I remember the heroics of General Kuribayashi, holding the last Japanese defensive line in Iwo Jima, when I heard reports that Senator Rodante Marcoleta issued a challenge to retired Supreme Court justice Antonio Carpio to a debate over our claim of the West Philippine Sea (WPS). I like to believe that, despite an absence of verbal acknowledgement that he is aligned with former president Rodrigo Duterte, Senator Marcoleta is a diehard Duterte ally. There is no doubt that this debate is going to be a war between DDS and the administration of President Ferdinand R. Marcos, Jr. While former justice Carpio is nary a known henchman of President Marcos, I anticipate that he will promote the president’s assertiveness of the Philippine sovereignty over the WPS. So, as an analogy, this upcoming debate is DDS Marcoleta-Pro China vs. BBM Carpio-Pro Philippines.

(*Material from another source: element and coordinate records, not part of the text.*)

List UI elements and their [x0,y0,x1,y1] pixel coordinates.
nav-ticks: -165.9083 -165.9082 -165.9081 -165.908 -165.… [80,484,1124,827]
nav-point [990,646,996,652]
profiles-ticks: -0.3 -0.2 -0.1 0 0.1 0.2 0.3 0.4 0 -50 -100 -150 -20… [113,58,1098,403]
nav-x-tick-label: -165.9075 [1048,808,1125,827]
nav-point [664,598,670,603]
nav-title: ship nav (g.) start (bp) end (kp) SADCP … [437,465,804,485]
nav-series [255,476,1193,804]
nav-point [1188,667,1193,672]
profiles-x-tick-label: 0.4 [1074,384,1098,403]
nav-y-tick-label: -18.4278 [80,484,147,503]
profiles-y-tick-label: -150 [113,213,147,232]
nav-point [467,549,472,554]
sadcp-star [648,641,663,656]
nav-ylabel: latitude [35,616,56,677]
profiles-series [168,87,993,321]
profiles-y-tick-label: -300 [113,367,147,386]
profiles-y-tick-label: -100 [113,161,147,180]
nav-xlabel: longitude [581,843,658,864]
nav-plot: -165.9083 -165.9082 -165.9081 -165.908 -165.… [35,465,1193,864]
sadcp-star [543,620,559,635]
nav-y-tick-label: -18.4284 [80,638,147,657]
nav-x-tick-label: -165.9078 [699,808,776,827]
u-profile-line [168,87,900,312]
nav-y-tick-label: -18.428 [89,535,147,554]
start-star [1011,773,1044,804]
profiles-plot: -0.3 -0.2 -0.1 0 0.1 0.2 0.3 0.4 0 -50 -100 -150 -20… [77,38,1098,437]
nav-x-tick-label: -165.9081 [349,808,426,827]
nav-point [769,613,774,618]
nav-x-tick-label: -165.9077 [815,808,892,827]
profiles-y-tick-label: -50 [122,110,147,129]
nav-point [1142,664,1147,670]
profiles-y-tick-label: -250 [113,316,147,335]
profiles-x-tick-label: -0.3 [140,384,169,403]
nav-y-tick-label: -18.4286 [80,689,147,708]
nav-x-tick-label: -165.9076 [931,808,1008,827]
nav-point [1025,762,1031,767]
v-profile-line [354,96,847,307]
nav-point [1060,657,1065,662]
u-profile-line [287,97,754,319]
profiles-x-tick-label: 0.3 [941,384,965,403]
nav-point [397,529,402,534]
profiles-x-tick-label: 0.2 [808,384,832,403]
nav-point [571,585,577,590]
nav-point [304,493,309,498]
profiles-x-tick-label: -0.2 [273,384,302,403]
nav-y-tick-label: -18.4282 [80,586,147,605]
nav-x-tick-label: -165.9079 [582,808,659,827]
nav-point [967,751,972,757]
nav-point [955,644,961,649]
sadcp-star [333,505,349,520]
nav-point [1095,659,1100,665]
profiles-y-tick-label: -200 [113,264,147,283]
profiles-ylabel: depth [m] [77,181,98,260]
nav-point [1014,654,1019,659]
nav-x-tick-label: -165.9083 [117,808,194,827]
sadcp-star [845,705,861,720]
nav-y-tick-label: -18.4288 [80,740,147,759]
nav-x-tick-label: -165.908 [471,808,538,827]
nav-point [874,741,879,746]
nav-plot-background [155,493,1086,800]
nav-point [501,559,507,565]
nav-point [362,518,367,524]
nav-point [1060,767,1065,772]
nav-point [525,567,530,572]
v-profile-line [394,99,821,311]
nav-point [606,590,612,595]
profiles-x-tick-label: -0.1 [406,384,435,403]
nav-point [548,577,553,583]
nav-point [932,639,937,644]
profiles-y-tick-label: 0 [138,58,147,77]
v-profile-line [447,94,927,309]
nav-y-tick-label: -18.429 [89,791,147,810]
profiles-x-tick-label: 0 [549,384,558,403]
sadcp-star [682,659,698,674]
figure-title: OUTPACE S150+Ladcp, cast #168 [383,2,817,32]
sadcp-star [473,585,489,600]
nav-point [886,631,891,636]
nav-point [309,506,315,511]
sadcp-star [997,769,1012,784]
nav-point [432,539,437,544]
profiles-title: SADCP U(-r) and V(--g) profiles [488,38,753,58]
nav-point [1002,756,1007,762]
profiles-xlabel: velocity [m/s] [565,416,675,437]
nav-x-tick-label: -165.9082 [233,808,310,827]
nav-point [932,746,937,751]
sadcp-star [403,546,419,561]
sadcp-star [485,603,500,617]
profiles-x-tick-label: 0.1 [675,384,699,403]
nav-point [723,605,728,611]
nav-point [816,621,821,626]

I draw a parallel between Iwo Jima and DDS as last defensive lines. The political firepower of BBM was, earlier on, directed against Vice President Sara Duterte Carpio through the first impeachment. When it passed the House of Representatives, the first defensive line of DDS was the Senate. We saw how a Senate President Chiz Escudero disregarded the constitutional mandate to hear the impeachment forthwith. Oh my goodness! The DDS defensive line was even strengthened when the Supreme Court declared the impeachment articles unconstitutional.
With the passing of the one year prescriptive period within which to file another impeachment articles, the vice president is facing another bunch of impeachment charges. If we were to base our forecast of what await these new complaints against the vice president on the way the House of Representatives threw out of its window the impeachment complaint versus BBM, we look at the sending of the articles to the Senate by the Lower House as certain as the sun rises in the east. The next DDS defensive line again is in the Senate. But, since the latest Senate organization of its leadership does not seem to favor DDS, the Dutertes have to be as innovative as Kuribayashi. The Japanese tunnel system in Iwo Jima is as novel as a debate proposed by the lawmaker. Senator Marcoleta is expected to draw the attention of the Filipinos to his impertinence while the DDS will try to mend its disintegrating Senate forces.
DDS is planning a wrong defensive line. Even if the debate has a tendency to cloud out the impeachment, BBM has in former justice Carpio a General Smith who used flamethrowers to ferret our Japanese soldiers hiding inside the tunnels. Carpio will be BBM’s flamethrower ready to scourge Marcoleta out of his impertinence.